Cognitive training is further helped through a sense of competition, particularly within athletes. “Footballers love to challenge themselves, beat rivals and break records” Bernet comments. “In this situation, players can continue being active but can be left without the possibility of competing and therefore without one of their fundamental motivations.”
“You must be aware that although you do not see your rival, you are competing against them every day,” he advises. “You have to make yourself aware that your rivals are in the same situation and that whoever takes the best advantage of these days will return to LaLiga with a competitive edge.”
Digital tools to provide support
During a period of home confinement, episodes of anxiety and depression are common. For this reason, clubs are focused on transmitting clear information about psychological keys, studies, routines or nutrition. Athletic Club for example is sending such material to all players and coaches in all areas of the club, as well as opening up digital platforms to them. “With some teams some sessions are being done through digital platforms to talk about how we are coping with this situation and what the positive aspects are,” commented Rincón. “It is important for everyone to express how they are feeling.”
Sevilla FC has also developed such correspondence to disseminate among the players, staff and their families, in which recommendations are given to help manage the quarantine. “This helps to not only to focus on not spreading the virus, but to prevent the creation of excessive stress or alarm both in players and their families,” Gamito said.
For its part, Levante UD also holds individual meetings with the players as a matter of routine. During this period, mental health training meetings are being held by videoconference. In addition, daily contact is maintained with the players to take an interest in their personal situation. “Working with players who are homebound and alone is especially important,” Bernat said. “Let’s bear in mind that the context is varied among players from other countries, players with children, players with partners or single players. We try to adapt to the reality of each one.”
Fighting as a team
With term challenges ahead, communities around the world will need to work together. Within football clubs, this is already a well understood message and the notion of teamwork will form a key part of all psychological training.
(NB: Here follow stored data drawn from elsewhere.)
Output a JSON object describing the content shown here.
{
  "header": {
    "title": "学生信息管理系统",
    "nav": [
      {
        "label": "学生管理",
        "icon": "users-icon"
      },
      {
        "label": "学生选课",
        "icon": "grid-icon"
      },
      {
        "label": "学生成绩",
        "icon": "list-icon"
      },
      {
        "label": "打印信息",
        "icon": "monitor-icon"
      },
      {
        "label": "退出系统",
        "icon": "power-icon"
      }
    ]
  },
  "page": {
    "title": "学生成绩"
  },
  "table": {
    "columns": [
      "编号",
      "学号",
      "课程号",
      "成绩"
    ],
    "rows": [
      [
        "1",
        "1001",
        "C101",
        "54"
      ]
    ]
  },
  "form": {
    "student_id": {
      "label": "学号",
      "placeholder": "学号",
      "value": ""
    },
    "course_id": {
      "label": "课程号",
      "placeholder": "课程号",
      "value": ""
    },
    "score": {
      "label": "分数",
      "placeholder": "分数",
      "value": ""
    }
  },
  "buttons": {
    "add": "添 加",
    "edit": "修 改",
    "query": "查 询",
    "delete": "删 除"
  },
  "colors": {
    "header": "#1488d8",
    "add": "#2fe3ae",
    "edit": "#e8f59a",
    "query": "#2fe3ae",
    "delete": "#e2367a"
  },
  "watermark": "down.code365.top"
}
At Real Valladolid CF, the club’s youth teams are trained with the message of “belonging to a group” and fighting for a common purpose, namely, to overcome the current pandemic. In the same way as approaching a football match, the they are taught to understand the different roles that everyone will have and how to best facilitate hospital, police or military personnel to meet their own challenges.
This team approach extends to the household and serves as a useful approach for others who are required to be indoors. “We have explained the importance of taking on and dividing tasks at home and have players with tools for conflict resolution”, said Lander Hernández, who manages psychological training for the club’s youth teams.
In a constantly evolving situation, nothing can be certain and difficulties are being faced by everyone. But as a general guide, Levante UD offers its approach that has already been shared among the club. “Focus on the present; structure the tasks of the next day; make sense of each day by setting goals, try not to alter the start and end times of sleep; do not hide your restlessness; talk about it with the closest people to you; and try to accept the situation,” Bernat concluded.